Cornyn contended that when the court overrules state law concerning marriage and other issues and creates a right out of whole cloth, it is legislating from the bench.
Jackson turned to the controversial doctrine of substantive due process, when the court points to the Fifth and 14th amendments protections against Americans being denied “life, liberty or property without due process of law.”
“The Constitution doesn’t mention anything about ‘substance’ when it talks about due process,” Cornyn observed. “The 14th Amendment and the Fifth Amendment don’t talk about ‘substantive due process,’ they talk about ‘due process of law,’ correct?”
“Correct,” answered Jackson, looking and sounding agitated.

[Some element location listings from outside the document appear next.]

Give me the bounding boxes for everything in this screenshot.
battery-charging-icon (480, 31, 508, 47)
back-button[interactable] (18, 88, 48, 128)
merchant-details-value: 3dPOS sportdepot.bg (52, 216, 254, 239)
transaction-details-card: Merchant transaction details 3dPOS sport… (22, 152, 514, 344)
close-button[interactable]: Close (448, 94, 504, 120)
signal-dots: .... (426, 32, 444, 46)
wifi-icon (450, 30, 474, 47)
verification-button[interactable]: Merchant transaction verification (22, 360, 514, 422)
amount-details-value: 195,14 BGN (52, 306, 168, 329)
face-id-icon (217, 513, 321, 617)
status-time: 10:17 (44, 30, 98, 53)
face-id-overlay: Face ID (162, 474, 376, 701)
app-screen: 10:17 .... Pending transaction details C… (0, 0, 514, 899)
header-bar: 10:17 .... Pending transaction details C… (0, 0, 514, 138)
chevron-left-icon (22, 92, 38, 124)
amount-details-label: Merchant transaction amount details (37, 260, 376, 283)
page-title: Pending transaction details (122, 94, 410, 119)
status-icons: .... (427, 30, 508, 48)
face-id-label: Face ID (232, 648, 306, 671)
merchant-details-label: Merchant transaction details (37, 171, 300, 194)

The most direct interpretation of the due process clauses is that the correct legal procedures must be followed, like a jury trial, before individuals are sent to jail, or lose their life or property.
The court has interpreted the language more broadly to say certain rights are fundamental, like those articulated in the Bill of Rights, and therefore override any state law to the contrary.
The area of greatest controversy is when the “rights” identified by the court are not listed at all in the Constitution.
Marriage is one such fundamental right, deeply rooted in the nation’s traditions, according to the justices.
That right at least squares with the “laws of nature and of Nature’s God” spoken of in the Declaration of Independence, which is the nation’s founding document.
Same-sex marriage has no such grounding.
We need originalists and textualists like justice Alito or Clarence Thomas because they are constrained by the letter of the law.
Cornyn’s line of questioning made it obvious Jackson is not.